A voz desolada sobe, pequenina, e é assim recolhida por uma das janelas do sexto andar. No meio, a fala impiedosa.
O olhar, através da janela, percorre o musgo que recobre o muro do fundo do prédio, por onde subiu, com dificuldade, a pequenina voz, o muro por onde se alastra o verde úmido, com trilhas para formigas e outros insetos. Do lado oposto, janelas laterais se alongam ao sol.
OS PASSOS INVISÍVEIS.
Noventa graus à esquerda: os livros se aninham, calmos e distantes. Os passageiros. Papéis recolhidos nos envelopes e nas pastas repousam, por ora, do olhar que cotidianamente os vasculha em busca de indícios, em busca de respostas para as perguntas que a memória gostaria de nunca mais fazer.
AS CIDADES MEDIEVAIS.
... não veio...
A voz, retornando, mais pequena ainda, tentando aceitar o fato irreversível: Papai Noel veio, mas, ela, a pequenina, não viu, e ele já foi embora.
As mãos pegam, ao acaso, o livro mais próximo. Na página, o dedo pousa de leve. ONTEM. A palavra salta, junto com a lembrança da outra, na língua incompreensível que, dos cinco, só Elisa conhece. No quarto permanece o cheiro dos pêssegos e na boca ainda o gosto do chocolate suíço, presente de Rubem.
Cento e oitenta graus. Lentamente, os olhos se erguem até se encontrarem no espelho: Ana vê o próprio reflexo. Onde o rosto de Daniel?
O ESPELHO.
Márcia... Márcia, de Daniel... Márcia, medo no espelho... Márcia... melhor não olhar.
Elisa perto do polo norte, onde nasceu Papai Noel. Elisa a evocar Rubem?
Daniel há algumas horas daqui, no solar diante do vale verde.
Rubem, do outro lado desta cidade, em uma livraria... a tomar um café expresso...
Ana, os olhos diante do espelho onde nunca viu o rosto de Rubem, seu companheiro, seu amante.
(Ana que não sabe da existência de Marília, outra Marília de Daniel, Marília de quem só viria a saber quase duas décadas depois.)

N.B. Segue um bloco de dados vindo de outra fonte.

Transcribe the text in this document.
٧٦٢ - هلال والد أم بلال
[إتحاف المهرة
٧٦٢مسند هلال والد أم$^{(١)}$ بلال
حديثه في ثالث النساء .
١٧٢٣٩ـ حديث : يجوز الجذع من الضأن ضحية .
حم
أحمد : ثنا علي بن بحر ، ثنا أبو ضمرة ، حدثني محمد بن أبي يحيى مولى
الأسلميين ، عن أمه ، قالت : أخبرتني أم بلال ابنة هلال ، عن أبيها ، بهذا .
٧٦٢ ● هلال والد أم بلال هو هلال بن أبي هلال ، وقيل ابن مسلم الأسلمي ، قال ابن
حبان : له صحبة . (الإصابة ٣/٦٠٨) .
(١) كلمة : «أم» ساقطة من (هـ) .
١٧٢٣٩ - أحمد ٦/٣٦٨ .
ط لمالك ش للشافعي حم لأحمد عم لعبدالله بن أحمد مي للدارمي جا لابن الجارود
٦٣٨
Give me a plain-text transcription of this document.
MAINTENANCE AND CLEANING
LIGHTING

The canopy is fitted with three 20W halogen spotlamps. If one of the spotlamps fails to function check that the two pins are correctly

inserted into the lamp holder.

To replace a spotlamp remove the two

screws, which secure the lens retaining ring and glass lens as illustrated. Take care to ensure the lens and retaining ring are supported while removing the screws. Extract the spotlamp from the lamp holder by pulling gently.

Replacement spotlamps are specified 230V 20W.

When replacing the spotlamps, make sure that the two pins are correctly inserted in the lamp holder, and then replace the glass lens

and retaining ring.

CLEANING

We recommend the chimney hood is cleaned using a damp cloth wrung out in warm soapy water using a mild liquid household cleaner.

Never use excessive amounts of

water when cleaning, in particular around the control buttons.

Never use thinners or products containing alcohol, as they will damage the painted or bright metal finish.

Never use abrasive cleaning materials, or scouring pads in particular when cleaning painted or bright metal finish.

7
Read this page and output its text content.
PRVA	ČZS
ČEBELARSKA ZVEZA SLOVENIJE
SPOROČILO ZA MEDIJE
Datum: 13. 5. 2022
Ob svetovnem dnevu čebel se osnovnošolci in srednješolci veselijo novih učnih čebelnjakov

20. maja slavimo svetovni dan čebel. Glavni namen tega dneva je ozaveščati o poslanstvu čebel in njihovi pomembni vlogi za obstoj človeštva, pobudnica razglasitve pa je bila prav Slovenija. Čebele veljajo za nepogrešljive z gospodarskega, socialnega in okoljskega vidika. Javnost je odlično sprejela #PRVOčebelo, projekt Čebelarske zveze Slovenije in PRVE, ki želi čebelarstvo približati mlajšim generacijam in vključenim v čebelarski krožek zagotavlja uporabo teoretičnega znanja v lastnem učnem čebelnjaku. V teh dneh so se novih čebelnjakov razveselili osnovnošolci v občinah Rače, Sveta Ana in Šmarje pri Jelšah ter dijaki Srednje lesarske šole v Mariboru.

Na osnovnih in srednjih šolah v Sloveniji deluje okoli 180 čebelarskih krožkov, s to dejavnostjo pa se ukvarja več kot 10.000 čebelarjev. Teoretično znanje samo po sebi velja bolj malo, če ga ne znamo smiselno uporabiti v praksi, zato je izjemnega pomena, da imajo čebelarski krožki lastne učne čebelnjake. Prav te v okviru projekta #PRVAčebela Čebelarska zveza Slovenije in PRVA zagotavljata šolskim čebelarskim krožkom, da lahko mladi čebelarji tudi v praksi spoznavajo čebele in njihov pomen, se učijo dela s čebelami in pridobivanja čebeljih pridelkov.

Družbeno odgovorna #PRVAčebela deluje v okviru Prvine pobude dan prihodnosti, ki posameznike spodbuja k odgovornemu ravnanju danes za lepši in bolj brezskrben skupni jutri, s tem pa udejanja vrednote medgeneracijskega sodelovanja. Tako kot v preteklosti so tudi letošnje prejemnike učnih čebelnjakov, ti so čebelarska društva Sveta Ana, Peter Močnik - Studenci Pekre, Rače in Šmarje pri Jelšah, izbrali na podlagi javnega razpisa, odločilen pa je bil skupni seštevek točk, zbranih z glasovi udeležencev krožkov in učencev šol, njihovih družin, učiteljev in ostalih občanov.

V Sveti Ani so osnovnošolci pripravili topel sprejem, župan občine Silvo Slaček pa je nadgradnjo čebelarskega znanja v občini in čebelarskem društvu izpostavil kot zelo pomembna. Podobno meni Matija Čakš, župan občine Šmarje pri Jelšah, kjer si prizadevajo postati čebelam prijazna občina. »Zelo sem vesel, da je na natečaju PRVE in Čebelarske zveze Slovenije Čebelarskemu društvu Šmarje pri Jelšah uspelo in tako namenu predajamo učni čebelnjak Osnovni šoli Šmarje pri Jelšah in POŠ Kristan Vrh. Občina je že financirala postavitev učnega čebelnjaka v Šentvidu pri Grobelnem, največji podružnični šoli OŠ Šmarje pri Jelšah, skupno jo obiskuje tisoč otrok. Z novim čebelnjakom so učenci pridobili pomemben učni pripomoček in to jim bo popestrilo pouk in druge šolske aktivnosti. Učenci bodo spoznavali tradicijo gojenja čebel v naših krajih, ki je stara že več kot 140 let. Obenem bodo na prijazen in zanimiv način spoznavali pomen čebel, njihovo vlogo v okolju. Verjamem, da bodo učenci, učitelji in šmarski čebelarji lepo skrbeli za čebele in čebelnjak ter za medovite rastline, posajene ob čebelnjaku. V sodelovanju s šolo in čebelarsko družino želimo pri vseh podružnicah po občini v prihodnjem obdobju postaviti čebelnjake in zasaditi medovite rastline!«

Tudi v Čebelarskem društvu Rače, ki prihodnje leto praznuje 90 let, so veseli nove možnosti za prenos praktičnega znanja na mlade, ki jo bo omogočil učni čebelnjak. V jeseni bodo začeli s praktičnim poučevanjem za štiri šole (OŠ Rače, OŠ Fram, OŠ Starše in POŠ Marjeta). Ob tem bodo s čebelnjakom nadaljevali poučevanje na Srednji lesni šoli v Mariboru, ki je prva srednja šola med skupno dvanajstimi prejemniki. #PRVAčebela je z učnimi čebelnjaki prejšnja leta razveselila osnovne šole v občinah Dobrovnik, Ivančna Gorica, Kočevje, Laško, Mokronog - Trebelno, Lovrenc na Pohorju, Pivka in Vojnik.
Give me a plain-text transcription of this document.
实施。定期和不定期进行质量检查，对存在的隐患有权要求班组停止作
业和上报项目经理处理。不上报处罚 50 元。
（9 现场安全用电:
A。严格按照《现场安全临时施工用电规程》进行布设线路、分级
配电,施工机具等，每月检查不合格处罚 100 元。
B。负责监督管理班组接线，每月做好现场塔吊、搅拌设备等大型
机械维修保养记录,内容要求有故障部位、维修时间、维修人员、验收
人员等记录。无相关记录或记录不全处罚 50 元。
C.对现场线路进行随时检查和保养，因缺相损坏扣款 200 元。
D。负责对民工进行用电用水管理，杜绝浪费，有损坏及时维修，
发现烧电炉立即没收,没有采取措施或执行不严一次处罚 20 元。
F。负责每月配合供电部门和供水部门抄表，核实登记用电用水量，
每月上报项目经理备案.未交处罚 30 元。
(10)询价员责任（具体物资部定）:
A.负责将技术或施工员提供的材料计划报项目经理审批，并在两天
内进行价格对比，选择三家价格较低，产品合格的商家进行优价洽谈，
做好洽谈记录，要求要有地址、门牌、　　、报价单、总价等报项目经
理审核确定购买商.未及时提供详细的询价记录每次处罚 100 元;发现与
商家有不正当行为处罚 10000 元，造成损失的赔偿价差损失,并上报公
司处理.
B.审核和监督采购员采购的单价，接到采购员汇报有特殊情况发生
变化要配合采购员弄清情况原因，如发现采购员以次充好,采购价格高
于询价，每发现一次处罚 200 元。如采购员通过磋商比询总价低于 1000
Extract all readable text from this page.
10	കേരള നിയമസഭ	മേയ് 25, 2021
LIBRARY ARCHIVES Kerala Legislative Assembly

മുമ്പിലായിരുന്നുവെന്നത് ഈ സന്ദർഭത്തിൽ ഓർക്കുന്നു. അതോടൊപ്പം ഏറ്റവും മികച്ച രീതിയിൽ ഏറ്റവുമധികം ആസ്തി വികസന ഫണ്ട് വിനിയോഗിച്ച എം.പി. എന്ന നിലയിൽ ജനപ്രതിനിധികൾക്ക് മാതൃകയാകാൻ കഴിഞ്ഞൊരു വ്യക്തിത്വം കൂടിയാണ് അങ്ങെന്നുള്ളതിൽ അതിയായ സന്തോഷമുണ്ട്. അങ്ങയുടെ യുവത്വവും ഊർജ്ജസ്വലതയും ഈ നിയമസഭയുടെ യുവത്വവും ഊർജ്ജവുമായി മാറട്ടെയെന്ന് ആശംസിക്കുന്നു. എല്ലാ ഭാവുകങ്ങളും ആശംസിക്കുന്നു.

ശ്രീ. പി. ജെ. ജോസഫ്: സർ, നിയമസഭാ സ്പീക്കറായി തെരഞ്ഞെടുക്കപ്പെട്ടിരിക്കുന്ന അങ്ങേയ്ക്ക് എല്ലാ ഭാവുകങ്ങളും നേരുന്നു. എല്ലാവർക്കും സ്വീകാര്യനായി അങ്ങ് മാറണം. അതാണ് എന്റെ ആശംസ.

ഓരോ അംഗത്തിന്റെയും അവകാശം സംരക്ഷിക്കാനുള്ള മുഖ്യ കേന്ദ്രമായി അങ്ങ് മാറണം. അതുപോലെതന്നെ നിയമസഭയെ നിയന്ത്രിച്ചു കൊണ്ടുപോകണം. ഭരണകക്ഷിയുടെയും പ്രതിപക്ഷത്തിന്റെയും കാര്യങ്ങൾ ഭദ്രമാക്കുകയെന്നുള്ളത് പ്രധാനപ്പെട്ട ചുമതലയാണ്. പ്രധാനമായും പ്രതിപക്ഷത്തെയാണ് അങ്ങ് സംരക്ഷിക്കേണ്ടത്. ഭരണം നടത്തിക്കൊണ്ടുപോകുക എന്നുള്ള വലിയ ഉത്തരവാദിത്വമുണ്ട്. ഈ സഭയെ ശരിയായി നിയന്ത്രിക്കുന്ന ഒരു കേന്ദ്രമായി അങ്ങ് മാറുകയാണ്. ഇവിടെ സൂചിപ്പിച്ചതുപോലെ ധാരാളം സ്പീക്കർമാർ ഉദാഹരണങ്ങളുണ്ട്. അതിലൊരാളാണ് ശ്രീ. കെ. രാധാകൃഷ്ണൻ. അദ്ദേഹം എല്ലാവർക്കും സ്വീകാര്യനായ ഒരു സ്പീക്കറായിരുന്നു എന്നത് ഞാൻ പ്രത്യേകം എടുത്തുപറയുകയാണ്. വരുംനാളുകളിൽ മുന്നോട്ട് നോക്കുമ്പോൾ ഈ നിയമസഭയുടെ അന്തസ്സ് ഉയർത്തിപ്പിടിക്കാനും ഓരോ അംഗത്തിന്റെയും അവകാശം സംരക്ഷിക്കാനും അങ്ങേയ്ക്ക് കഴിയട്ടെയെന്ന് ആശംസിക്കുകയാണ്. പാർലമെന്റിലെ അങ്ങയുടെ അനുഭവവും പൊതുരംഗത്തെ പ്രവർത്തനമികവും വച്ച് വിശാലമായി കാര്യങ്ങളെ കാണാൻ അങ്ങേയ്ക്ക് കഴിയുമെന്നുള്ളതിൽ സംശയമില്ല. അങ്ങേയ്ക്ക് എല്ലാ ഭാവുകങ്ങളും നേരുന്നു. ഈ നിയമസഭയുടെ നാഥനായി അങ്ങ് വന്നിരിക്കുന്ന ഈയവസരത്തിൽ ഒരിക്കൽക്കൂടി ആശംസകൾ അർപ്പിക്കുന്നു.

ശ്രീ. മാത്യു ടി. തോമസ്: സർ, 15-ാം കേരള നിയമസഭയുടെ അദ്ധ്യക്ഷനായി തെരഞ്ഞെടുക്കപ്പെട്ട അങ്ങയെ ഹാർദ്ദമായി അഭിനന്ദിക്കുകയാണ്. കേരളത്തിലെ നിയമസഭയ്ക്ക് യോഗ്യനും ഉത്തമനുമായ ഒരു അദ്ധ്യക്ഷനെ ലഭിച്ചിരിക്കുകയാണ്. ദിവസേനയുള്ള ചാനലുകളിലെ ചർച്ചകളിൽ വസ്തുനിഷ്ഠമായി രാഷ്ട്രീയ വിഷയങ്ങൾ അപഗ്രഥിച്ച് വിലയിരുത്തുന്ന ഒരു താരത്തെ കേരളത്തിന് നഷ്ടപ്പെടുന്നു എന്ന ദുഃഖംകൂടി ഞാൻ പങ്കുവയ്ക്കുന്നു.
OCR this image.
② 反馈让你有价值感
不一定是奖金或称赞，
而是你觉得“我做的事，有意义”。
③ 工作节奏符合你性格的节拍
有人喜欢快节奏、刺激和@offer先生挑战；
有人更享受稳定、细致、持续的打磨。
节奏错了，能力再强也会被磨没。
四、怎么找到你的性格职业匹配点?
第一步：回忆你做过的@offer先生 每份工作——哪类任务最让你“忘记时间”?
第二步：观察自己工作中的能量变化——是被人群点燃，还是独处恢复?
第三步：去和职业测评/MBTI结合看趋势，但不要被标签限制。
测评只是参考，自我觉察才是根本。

Os dedos tateiam a superfície fria em busca da abertura por onde Alice passou para o Outro Lado.
OS CHAMADOS.
O vinho. As taças púrpuras. A boca de Daniel.
Em algum lugar, perto do polo norte, Elisa se lembra de que, há quase um ano, estava nesta cidade, com Rubem.
Em algum lugar... melhor não saber... Márcia... melhor não saber...
Há algumas horas daqui, Daniel tenta se lembrar, mas, até mesmo o rosto de Ana lhe escapa do espelho.
Do outro lado desta cidade, Rubem caminha; mentalmente procura uma palavra de encaixe perfeito no texto que a aguarda; quem sabe pense em Elisa cujo olhar, neste instante, se perde na neve, ou em Ana a pensar nas formigas a seguir pelas trilhas.
Aqui, os olhos já se desviaram do espelho.
ANTIGAMENTE, O MURO DOS FUNDOS DO PRÉDIO FOI BRANCO. Há muito tempo, também o musgo começou, verde e fresco.
A voz infantil não regressou. Dos outros cômodos do apartamento, o silêncio compacto como um monolito.
O quarto inteiro pulsa aqui do outro lado desta cidade há algumas horas no vale verde lá onde Márcia esteja perto do polo norte onde nasceu Papai Noel.
Amanhã, quando ele estiver a caminho, de volta ao seu longínquo país, com a mesma roupa vermelha e a mesma barba branca, as infinitas pequenas formigas continuarão, para sempre, a percorrerem a trilha onde, certa vez, o muro dos fundos do prédio foi branco, antes que o musgo verde e fresco tomasse conta de tudo.
Texto original de 25 de dezembro de 1991; republicação em 15 de dezembro de 2012.